MILLINOCKET, Maine — Where most people see the Grindstone Scenic Byway, Fred Michaud sees a story to be told.
The question, Michaud said, is: How do people along the byway best use the 59-mile national landmark to reflect the area it runs through?
“It’s really about developing the story of the region,” Michaud, a Maine Department of Transportation policy analyst, said during a meeting of the Grindstone Scenic Byway Corridor Advocacy Group on Thursday. “What makes this place special? Why do people like to live here? What elements of the region do they want to see reflected [in the byway]?”
The advocacy group and local businesspeople met at Pelletier Loggers Family Restaurant on Thursday to begin to answer those questions. Group members said they recognized that the byway is a national treasure by virtue of the National Scenic Byways Program designation.
One of only about 3,050 routes so designated nationwide and in Puerto Rico since 1992, the U.S. Department of Transportation named the road a byway in 2007 based on its archaeological, cultural, historic, natural, recreational and scenic qualities. Katahdin region leaders have worked to extend it since then.
The byway runs from the Baxter State Park boundary near Togue Pond over Baxter Park and Millinocket Lake Road to Millinocket, where it joins Route 11 to East Millinocket and Medway. It then goes to Stacyville and Sherman, then north to Patten, home of the Lumbermen’s Museum. From Patten the byway follows Route 159 through Mount Chase and the Village of Shin Pond to the northern boundary of Baxter State Park at Matagamon, according to a website dedicated to it, https://sites.google.com/site/grindstonebyway/.

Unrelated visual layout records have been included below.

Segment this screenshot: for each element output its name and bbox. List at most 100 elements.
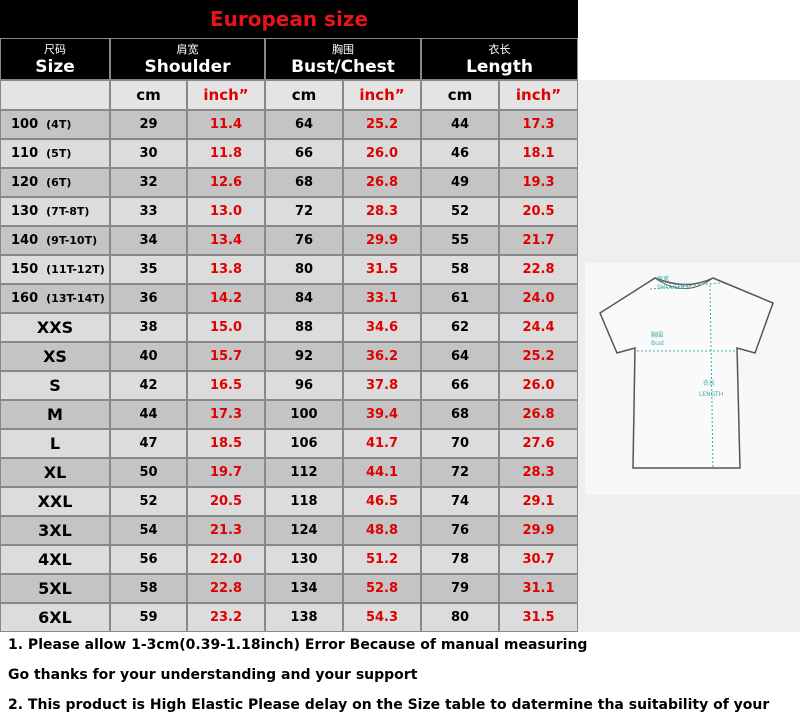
shirt-diagram: 肩宽 SHOULDER 胸围 Bust 衣长 LENGTH <box>585 263 800 495</box>
inch-value: 29.9 <box>343 226 421 255</box>
cm-value: 36 <box>110 284 187 313</box>
cm-value: 44 <box>421 110 499 139</box>
size: 100 <box>11 117 39 132</box>
inch-value: 15.7 <box>187 342 265 371</box>
cm-value: 130 <box>265 545 343 574</box>
size-cell: M <box>0 400 110 429</box>
cm-value: 42 <box>110 371 187 400</box>
inch-value: 28.3 <box>343 197 421 226</box>
size-cell: S <box>0 371 110 400</box>
inch-value: 28.3 <box>499 458 578 487</box>
inch-value: 15.0 <box>187 313 265 342</box>
size: 3XL <box>38 521 72 540</box>
bust-zh: 胸围 <box>651 331 663 339</box>
inch-value: 34.6 <box>343 313 421 342</box>
cm-value: 47 <box>110 429 187 458</box>
cm-value: 72 <box>265 197 343 226</box>
cm-value: 88 <box>265 313 343 342</box>
length-zh: 衣长 <box>703 379 715 387</box>
inch-value: 41.7 <box>343 429 421 458</box>
note: 1. Please allow 1-3cm(0.39-1.18inch) Err… <box>8 637 588 653</box>
inch-value: 11.4 <box>187 110 265 139</box>
size-cell: L <box>0 429 110 458</box>
size: 130 <box>11 204 39 219</box>
cm-value: 78 <box>421 545 499 574</box>
cm-value: 35 <box>110 255 187 284</box>
size: 6XL <box>38 608 72 627</box>
inch-value: 39.4 <box>343 400 421 429</box>
size-cell: 3XL <box>0 516 110 545</box>
size-cell: 150 (11T-12T) <box>0 255 110 284</box>
cm-value: 70 <box>421 429 499 458</box>
inch-value: 21.7 <box>499 226 578 255</box>
size-cell: 5XL <box>0 574 110 603</box>
unit: inch” <box>499 80 578 110</box>
size: XXL <box>37 492 73 511</box>
cm-value: 134 <box>265 574 343 603</box>
inch-value: 17.3 <box>187 400 265 429</box>
inch-value: 16.5 <box>187 371 265 400</box>
note: 2. This product is High Elastic Please d… <box>8 697 770 713</box>
collar <box>654 277 714 289</box>
unit-blank <box>0 80 110 110</box>
cm-value: 64 <box>265 110 343 139</box>
cm-value: 80 <box>421 603 499 632</box>
cm-value: 30 <box>110 139 187 168</box>
inch-value: 48.8 <box>343 516 421 545</box>
age: (4T) <box>46 118 72 131</box>
cm-value: 40 <box>110 342 187 371</box>
cm-value: 64 <box>421 342 499 371</box>
cm-value: 106 <box>265 429 343 458</box>
cm-value: 76 <box>421 516 499 545</box>
cm-value: 56 <box>110 545 187 574</box>
header-zh: 胸围 <box>332 43 354 56</box>
unit: inch” <box>343 80 421 110</box>
size-cell: 4XL <box>0 545 110 574</box>
inch-value: 29.1 <box>499 487 578 516</box>
header-cell: 尺码 Size <box>0 38 110 80</box>
header-zh: 肩宽 <box>176 43 199 56</box>
size-cell: XXL <box>0 487 110 516</box>
size-cell: 100 (4T) <box>0 110 110 139</box>
header-en: Shoulder <box>144 57 231 77</box>
inch-value: 30.7 <box>499 545 578 574</box>
inch-value: 27.6 <box>499 429 578 458</box>
cm-value: 59 <box>110 603 187 632</box>
size-cell: 160 (13T-14T) <box>0 284 110 313</box>
cm-value: 66 <box>421 371 499 400</box>
inch-value: 24.0 <box>499 284 578 313</box>
age: (9T-10T) <box>46 234 98 247</box>
inch-value: 26.0 <box>499 371 578 400</box>
unit: cm <box>421 80 499 110</box>
size-cell: XS <box>0 342 110 371</box>
inch-value: 31.5 <box>343 255 421 284</box>
inch-value: 21.3 <box>187 516 265 545</box>
cm-value: 79 <box>421 574 499 603</box>
unit: inch” <box>187 80 265 110</box>
cm-value: 32 <box>110 168 187 197</box>
inch-value: 31.5 <box>499 603 578 632</box>
inch-value: 18.1 <box>499 139 578 168</box>
inch-value: 37.8 <box>343 371 421 400</box>
inch-value: 13.4 <box>187 226 265 255</box>
cm-value: 29 <box>110 110 187 139</box>
length-line <box>709 284 714 469</box>
cm-value: 61 <box>421 284 499 313</box>
size: 150 <box>11 262 39 277</box>
inch-value: 24.4 <box>499 313 578 342</box>
inch-value: 26.8 <box>499 400 578 429</box>
header-cell: 胸围 Bust/Chest <box>265 38 421 80</box>
inch-value: 20.5 <box>187 487 265 516</box>
cm-value: 62 <box>421 313 499 342</box>
header-cell: 肩宽 Shoulder <box>110 38 265 80</box>
cm-value: 118 <box>265 487 343 516</box>
cm-value: 138 <box>265 603 343 632</box>
cm-value: 52 <box>110 487 187 516</box>
cm-value: 66 <box>265 139 343 168</box>
title: European size <box>0 0 578 38</box>
age: (11T-12T) <box>46 263 105 276</box>
inch-value: 13.0 <box>187 197 265 226</box>
inch-value: 25.2 <box>499 342 578 371</box>
size: XXS <box>36 318 74 337</box>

Signs marking the route went up about two years ago. The designation comes with a plethora of international publicity and tourists, but the tourists, Michaud said, need something to see more than the road itself.
He and other committee members are forming a steering committee that will guide the installation of kiosks, parking areas and other highlights along the byway that will tell the region’s story.
They hope that the tourism created by the byway will stimulate all aspects of the region’s economy. For it to succeed, they said, the byway must reflect everything unique and noteworthy about the area — not just what’s touristy.
Committee members encouraged businesspeople to make the designation a part of their businesses’ offerings and advertising to help build tourism traffic. The committee also is seeking government funding and private investment to help build out the byway’s infrastructure.
Alice Morgan, president of the Millinocket Downtown Revitalization Committee, said she believed the byway could grow to be an important part of the Katahdin region’s economy if it properly reflects the region itself.
“The skeleton is out there,” she said of the byway. “Now we have to put the meat on the bones.”
East Millinocket Selectman Mark Marston said he believed the meeting would help stimulate greater cooperation and communication among region businesses and cultural site operators as they work to determine what of the region the byway should reflect.
John Noll, a program manager at Eastern Maine Development Corp., an economic development agency working on the byway, said more interarea cooperation must occur before the byway can be finished.
Too many involved divide the region between East Millinocket, Medway and Millinocket and its other areas — Sherman, Patten and Stacyville — when the approach must be more inclusive, he said.